SAP reshapes strategy for online software

SAP reshapes strategy for online software
By Richard Waters in San Francisco

Published: June 10 2009 00:09 | Last updated: June 10 2009 00:09

A top executive at SAP is set to outline a new strategy on Wednesday for delivering software over the internet, as the German software group struggles to respond to a market that poses a significant long-term threat to its business.

The early pace in the market for on-demand software, also known as “software-as-a-service”, has been set by newcomers such as Salesforce.com, which normally charge a monthly subscription fee for customers to access their software over the internet.

Speaking at a conference in Amsterdam on Wednesday, John Wookey, who is driving SAP’s on-demand software push, will outline a new approach that ties the company’s online services far more tightly to its traditional software.

“Until John got there, there was no strategy,” said Bruce Richardson, an analyst at AMR Research in Boston.

“It’s absolutely essential for SAP – if they don’t make a viable play in the on-demand world, they will be completely overwhelmed by it,” said Josh Greenbaum, an analyst at Enterprise Applications Consulting.
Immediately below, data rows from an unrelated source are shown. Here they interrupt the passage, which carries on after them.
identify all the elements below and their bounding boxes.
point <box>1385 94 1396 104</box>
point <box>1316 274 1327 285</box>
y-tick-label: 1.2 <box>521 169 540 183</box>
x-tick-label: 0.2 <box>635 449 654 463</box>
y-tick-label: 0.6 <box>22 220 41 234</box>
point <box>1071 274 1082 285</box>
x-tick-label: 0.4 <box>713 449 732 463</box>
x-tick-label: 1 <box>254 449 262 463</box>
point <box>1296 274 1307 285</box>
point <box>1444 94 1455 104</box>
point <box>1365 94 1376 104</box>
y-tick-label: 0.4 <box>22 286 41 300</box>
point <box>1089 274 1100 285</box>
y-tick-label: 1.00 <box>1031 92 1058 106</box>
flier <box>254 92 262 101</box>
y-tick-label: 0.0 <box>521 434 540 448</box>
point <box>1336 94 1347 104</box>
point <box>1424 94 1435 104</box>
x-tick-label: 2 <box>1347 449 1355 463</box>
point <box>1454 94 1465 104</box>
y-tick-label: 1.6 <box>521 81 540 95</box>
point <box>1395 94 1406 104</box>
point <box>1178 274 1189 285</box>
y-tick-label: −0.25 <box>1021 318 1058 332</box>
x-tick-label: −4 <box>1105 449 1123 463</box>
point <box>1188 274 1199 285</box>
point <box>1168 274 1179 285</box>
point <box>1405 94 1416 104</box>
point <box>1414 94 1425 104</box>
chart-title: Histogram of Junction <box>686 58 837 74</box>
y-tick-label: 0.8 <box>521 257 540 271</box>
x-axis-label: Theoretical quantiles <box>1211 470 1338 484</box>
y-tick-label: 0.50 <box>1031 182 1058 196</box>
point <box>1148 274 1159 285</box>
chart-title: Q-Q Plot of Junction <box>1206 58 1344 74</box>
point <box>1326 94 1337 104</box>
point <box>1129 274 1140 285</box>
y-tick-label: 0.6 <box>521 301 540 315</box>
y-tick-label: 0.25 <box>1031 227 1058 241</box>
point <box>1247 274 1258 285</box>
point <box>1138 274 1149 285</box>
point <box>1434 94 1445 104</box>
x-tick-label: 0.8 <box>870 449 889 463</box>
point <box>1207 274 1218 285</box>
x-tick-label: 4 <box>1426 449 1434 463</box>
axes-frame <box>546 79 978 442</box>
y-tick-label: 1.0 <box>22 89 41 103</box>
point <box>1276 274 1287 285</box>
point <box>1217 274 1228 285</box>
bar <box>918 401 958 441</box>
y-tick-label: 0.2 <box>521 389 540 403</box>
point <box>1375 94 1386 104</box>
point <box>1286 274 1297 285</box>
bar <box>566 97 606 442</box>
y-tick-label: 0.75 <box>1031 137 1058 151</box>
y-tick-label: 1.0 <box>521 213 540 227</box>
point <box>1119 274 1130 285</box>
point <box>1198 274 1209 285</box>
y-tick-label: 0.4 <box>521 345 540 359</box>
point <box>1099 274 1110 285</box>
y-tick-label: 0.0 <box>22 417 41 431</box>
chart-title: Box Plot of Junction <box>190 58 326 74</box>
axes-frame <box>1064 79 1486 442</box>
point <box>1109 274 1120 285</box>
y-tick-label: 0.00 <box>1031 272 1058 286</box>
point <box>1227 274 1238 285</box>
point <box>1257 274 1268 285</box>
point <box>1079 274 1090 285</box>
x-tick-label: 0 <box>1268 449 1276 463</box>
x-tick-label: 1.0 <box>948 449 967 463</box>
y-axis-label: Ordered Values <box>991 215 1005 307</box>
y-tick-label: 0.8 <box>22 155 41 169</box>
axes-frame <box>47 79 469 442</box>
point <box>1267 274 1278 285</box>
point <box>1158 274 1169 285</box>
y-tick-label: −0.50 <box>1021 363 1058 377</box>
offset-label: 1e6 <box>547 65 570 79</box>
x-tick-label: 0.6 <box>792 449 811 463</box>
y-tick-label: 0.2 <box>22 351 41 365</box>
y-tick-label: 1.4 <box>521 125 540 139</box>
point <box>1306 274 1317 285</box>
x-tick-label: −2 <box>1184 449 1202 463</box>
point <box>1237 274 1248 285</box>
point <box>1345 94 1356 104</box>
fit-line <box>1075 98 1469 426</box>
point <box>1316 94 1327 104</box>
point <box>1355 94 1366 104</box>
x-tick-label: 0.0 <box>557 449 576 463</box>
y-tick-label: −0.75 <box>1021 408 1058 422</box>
SAP’s first home-grown attempts to respond to the on-demand software revolution have failed to gain much traction. An online service for salespeople to manage customer relationships, rivalling Sales-eforce.com, has gained only “a couple of dozen customers” in its first three years, said Mr Wookey, though he said SAP was pressing ahead with a redesigned service.

Meanwhile, Business By Design, a full suite of online applications aimed at medium-sized companies, which represents one of SAP’s biggest investments in recent years, has faced teething problems that have forced a protracted delay in its launch, and executives admit that their initial plans were over-ambitious.

Acquisitions, including of software maker Business Objects, have since taken SAP’s number of on-demand customers above 1,000 and provided the foundation for it to lay out a broader strategy in the area, Mr Wookey said in an interview.

The German company’s new approach will be to integrate its online services far more closely with its traditional business software, in a hybrid model that tries to take advantage of the big installed base of SAP’s business applications.

Customers will be able to mix online services and traditional software without running into the sort of problems that currently bedevil the software-as-a-service business, such as balkanising a company’s data by holding it in different systems, said Mr Wookey.

“It’s a problem that only we at SAP can solve,” he added.

The simplicity of this hybrid approach is likely to have a big appeal to corporate technology departments, said Mr Richardson.

Mr Wookey also outlined a vision that would eventually see SAP open up its technology to allow other developers to build on-demand services that would tie into its software.

This more open approach represented “a bit of a cultural shift at SAP”, he added.

“It’s a big shift for any company to open up in that way,” said Mr Greenbaum. “They get it, they want to do it, it’s taking a little time to turn the tanker.”